As leaders, we set the tone and the atmosphere for our environment. If we invite or “partner” with stress, it results in more stress. Instead, if we “keep calm and carry on”, it will result in a calm working environment where everybody has the chance to function well.

In my article “Harnessing Everyone’s Gifts and Talents” I said that “One of the lessons I have learned in my career is the importance of letting the right people do the right jobs”. I would go further than that. It is also important to let people DO their job without second guessing them.

In every event where I have been producing or directing, I have felt the weight of responsibility to have everything work well and the pressure to deliver the goods.
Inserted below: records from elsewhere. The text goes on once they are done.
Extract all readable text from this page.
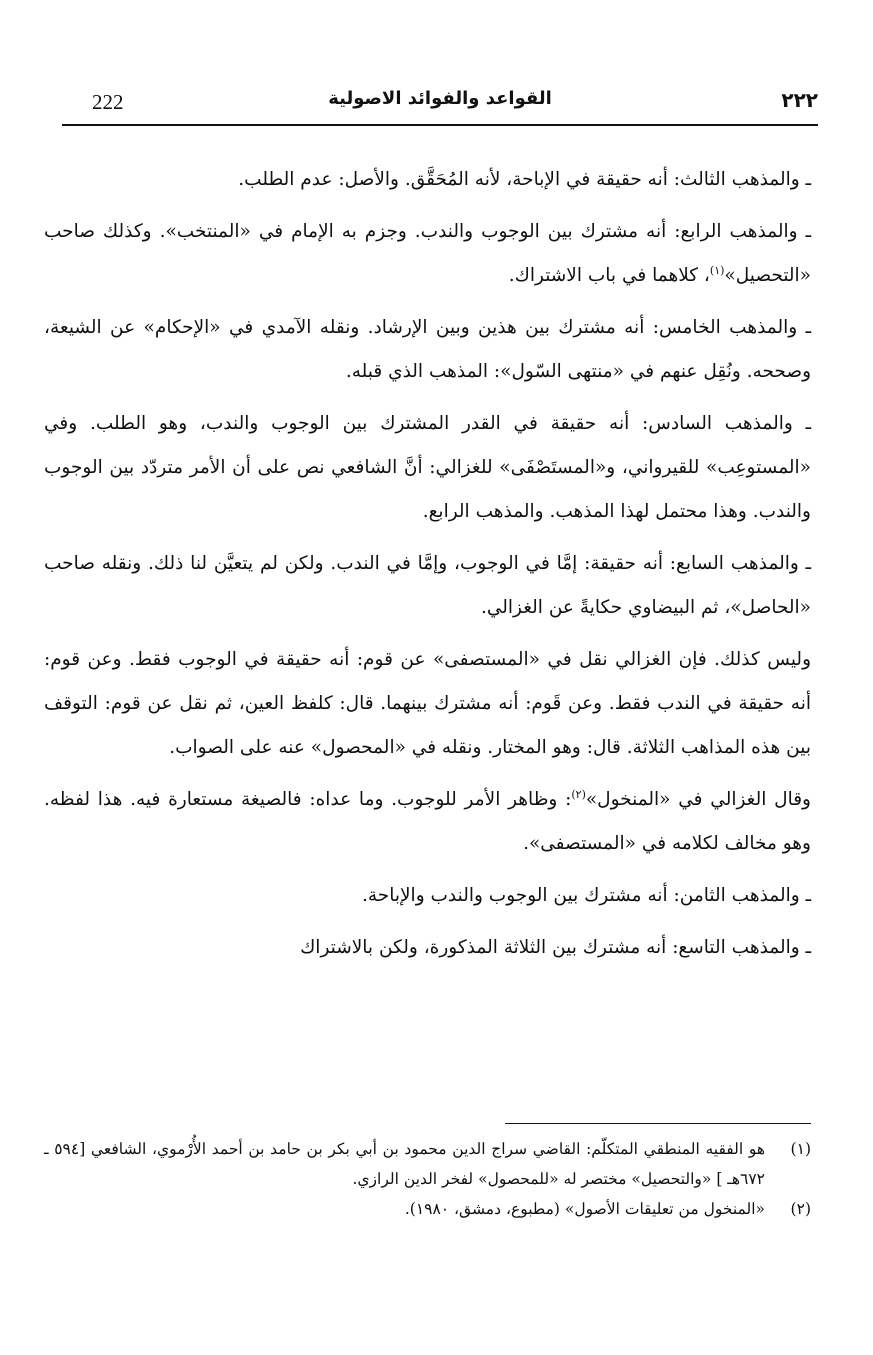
222	القواعد والفوائد الاصولية	٢٢٢

ـ والمذهب الثالث: أنه حقيقة في الإباحة، لأنه المُحَقَّق. والأصل: عدم الطلب.

ـ والمذهب الرابع: أنه مشترك بين الوجوب والندب. وجزم به الإمام في «المنتخب». وكذلك صاحب «التحصيل»$^{(١)}$، كلاهما في باب الاشتراك.

ـ والمذهب الخامس: أنه مشترك بين هذين وبين الإرشاد. ونقله الآمدي في «الإحكام» عن الشيعة، وصححه. ونُقِل عنهم في «منتهى السّول»: المذهب الذي قبله.

ـ والمذهب السادس: أنه حقيقة في القدر المشترك بين الوجوب والندب، وهو الطلب. وفي «المستوعِب» للقيرواني، و«المستَصْفَى» للغزالي: أنَّ الشافعي نص على أن الأمر متردّد بين الوجوب والندب. وهذا محتمل لهذا المذهب. والمذهب الرابع.

ـ والمذهب السابع: أنه حقيقة: إمَّا في الوجوب، وإمَّا في الندب. ولكن لم يتعيَّن لنا ذلك. ونقله صاحب «الحاصل»، ثم البيضاوي حكايةً عن الغزالي.

وليس كذلك. فإن الغزالي نقل في «المستصفى» عن قوم: أنه حقيقة في الوجوب فقط. وعن قوم: أنه حقيقة في الندب فقط. وعن قَوم: أنه مشترك بينهما. قال: كلفظ العين، ثم نقل عن قوم: التوقف بين هذه المذاهب الثلاثة. قال: وهو المختار. ونقله في «المحصول» عنه على الصواب.

وقال الغزالي في «المنخول»$^{(٢)}$: وظاهر الأمر للوجوب. وما عداه: فالصيغة مستعارة فيه. هذا لفظه. وهو مخالف لكلامه في «المستصفى».

ـ والمذهب الثامن: أنه مشترك بين الوجوب والندب والإباحة.

ـ والمذهب التاسع: أنه مشترك بين الثلاثة المذكورة، ولكن بالاشتراك

(١)
هو الفقيه المنطقي المتكلّم: القاضي سراج الدين محمود بن أبي بكر بن حامد بن أحمد الأُرْموي، الشافعي [٥٩٤ ـ ٦٧٢هـ ] «والتحصيل» مختصر له «للمحصول» لفخر الدين الرازي.
(٢)
«المنخول من تعليقات الأصول» (مطبوع، دمشق، ١٩٨٠).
That’s what I’m paid for so I have no complaints, but that can be stressful, particularly when things are not going well. In those moments, I get to choose to add my stress to others OR through my calm attitude take the stress out of the environment – I choose the later.

Back to the Central Park story to explain why going for a walk was the right approach.


I could have chosen in that moment to start hassling the engineer, asking him every 5 minutes how it was going, seeing if we needed to get more help, or get him to call a tech support line etc. This would undermine his confidence, ramp up his level of stress and mean he was not only having to deal with the problem but also cope with the stress I was bringing. It’s well known that when we are under stress we perform worse. He was the engineer so if anyone could get the other two cameras working it was him not me. By withdrawing myself from the environment, I was able to lower the stress and let him get on with it and he did, we had a full complement of cameras for the broadcast.

I have encountered similar situations many times in my career where I have the option to hassle and jump all over the person who needs to “fix” something or deal with a major challenge during a broadcast. I have the choice to dive in and start ramping up everyone’s stress by chasing and hassling the team to keep me updated, tell me what their solutions were etc. Any of this would have pulled them away from what they needed to be spending their time on and so would have been counterproductive.


There is a clear reason you want to jump in but my plea is that you avoid doing so.

What happens when you jump in? First, the stress levels you operate under will pass onto others (stress is contagious). Second, the people who are doing the job and trying to “fix” the problem will need to take some of their energy and focus and deal with you and your questions. This distracts them from what you need them to do which is fix the problem.

It all comes down to trust. Do you trust the people you are working with to do the job you need them to do? You know they’re invested into the success of the project (if you’re not sure of that then you need to have a very honest conversation with them) so you need to give them the space to do their job and not add to their stress.

One final caveat. This approach is still true even if you have skills that are specific to the area you have the challenge in. I am not saying don’t offer helpful suggestions or advice (if you have skills in this area), my challenge to you is that you set the level for the stress people operate under and when you take the wrong approach it is counterproductive to what your goals are.

Instead, Keep Calm and allow EVERYONE to Carry On.

Have you ever experienced a similar situation to what I described above? What did you do and what did you learn from the experience?